Eun-jung raccroche et réfléchit un court instant avant de faire une rapide recherche sur le net et composer un autre numéro. Le service de renseignements de l’aéroport d’Incheon est efficace ; elle a immédiatement confirmation qu’Aimé a bien prit le premier avion du matin pour la France. Elle rappelle l’IPC :

— Doctor ? … (Docteur ? Il est en vol pour la France.)

………………….

Arrivant en Taxi à son mobile home en début d’après-midi heure locale, Aimé ouvre toutes les fenêtres pour l’aérer puis s’asseyant sur la banquette du séjour, allume son vieux téléphone portable resté là. L’appareil se met à bipper sans discontinuer tant il reçoit de messages. Las, Aimé va pour le jeter à ses côtés quand il reçoit un appel.

— Monsieur Battini ?

— Oui…

— Vous avez rendez-vous à 15 heures pour une consultation avec le Dr Hospitalet.

— Pardon ? Mais je n’étais pas au courant !

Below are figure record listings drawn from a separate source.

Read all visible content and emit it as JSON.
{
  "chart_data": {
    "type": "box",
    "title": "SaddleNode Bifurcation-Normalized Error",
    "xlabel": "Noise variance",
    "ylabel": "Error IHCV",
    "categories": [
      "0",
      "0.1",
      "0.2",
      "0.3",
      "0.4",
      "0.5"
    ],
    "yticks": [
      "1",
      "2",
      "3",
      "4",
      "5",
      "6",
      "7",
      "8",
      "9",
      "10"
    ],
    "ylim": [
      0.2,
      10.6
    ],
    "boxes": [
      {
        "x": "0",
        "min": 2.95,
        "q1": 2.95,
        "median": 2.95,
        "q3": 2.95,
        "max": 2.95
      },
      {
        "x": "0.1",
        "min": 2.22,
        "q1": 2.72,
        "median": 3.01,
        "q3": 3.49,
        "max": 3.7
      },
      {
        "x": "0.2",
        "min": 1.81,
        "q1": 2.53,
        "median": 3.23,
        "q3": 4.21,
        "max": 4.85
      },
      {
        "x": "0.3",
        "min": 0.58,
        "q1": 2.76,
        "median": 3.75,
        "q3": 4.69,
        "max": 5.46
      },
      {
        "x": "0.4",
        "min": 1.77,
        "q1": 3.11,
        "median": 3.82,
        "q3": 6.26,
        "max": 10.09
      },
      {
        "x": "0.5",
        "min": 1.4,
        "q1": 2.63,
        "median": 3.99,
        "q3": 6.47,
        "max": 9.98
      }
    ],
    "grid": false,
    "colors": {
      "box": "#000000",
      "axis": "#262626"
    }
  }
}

— Eh bien moi non plus… Mais vous devez être là.

— Ecoutez, je viens juste de rentrer après 16 heures de voyage et je suis vraiment fatigué. Je viendrais demain.

— Ne quittez pas, je vous passe le Docteur.

— Monsieur Battini ? Il est 14h07, vous avez le temps d’être là pour 15h si vous partez immédiatement. Je vous attends ! Ne trainez pas, j’ai d’autres patients que vous.

Le ton du médecin est sans réplique… Soudain pressé, Aimé ferme portes et fenêtres du mobile home et saute dans sa voiture.

………………….

Assis l’air un peu penaud devant son bureau, Aimé écoute tête baissée le sermon de son hématologue.

— Je ne vous pensais pas aussi irresponsable Monsieur Battini. Vous trouvez peut-être plaisant de partir à l’autre bout du monde sans prévenir mais moi, cela ne m’amuse pas du tout !

Une infirmière entre dans le bureau, la doctoresse se lève.

— Suivez-moi, nous allons vous faire une prise de sang.

Les trois entrent dans le cabinet de consultation et, tandis que l’infirmière peine à trouver une veine apparente sur les bras d’Aimé, M. Hospitalet continue :

— N’avez-vous pas lu mes Emails ? Et votre téléphone, vous ne l’aviez pas avec vous ? Mais qu’aviez-vous donc de si urgent à faire en Corée ?

— Chercher ma fille… Elle avait disparu mais je l’ai retrouvée… à Séoul.

— Ah… Avez-vous au moins pris votre traitement ?

Aimé fait une légère grimace alors que l’infirmière le pique infructueusement une deuxième fois dans le creux du coude. Il la rassure :

— Ne vous en faites pas, personne ne trouve facilement mes veines. Puis au docteur : Oui… Enfin… Jusqu’à hier soir. Les médicaments qu’il me reste sont en Corée. Je… J’ai oublié de les prendre ce matin. Je suis rentré un peu précipitament…

— Votre fille sait-elle où vous êtes en ce moment ?

— Heu… Non… Elle est restée à Séoul, tout va bien pour elle.

L’aiguille s’enfonce cette fois près du poignet et le sang rougit enfin le fin tuyau transparent pour aller remplir un premier tube. La doctoresse compose un numéro sur son portable et Aimé a la grande surprise de l’entendre dire :

— Chae Eun-jung? M. Battini … (M. Battini est ici à mon cabinet. Rassurez sa fille s’il vous plait.)

Tandis qu’un troisième tube se remplit, la doctoresse tend son téléphone à Aimé :

— Tenez, quelqu’un voudrait vous parler.

— C’est Eun-jung ? Non… pas maintenant.

M. Hospitalet reste bras tendu quelques secondes puis, après qu’un quatrième tube se soit remplit, parle au combiné :

— Il semble que votre ami boude. He makes a face. (Il fait la tête.)

Eun-jung semble alors parler assez longuement et Aimé commence à s'inquiéter de l'air soucieux que prend son médecin avant de raccrocher...

— Vous avez consulté là-bas pour des problèmes cardiaques ?

— Oui… J’ai des douleurs dans la poitrine et dans le bras droit au moindre effort un peu brusque. Cela m’arrive depuis longtemps mais ça devient de plus en plus fréquent et de plus en plus intense.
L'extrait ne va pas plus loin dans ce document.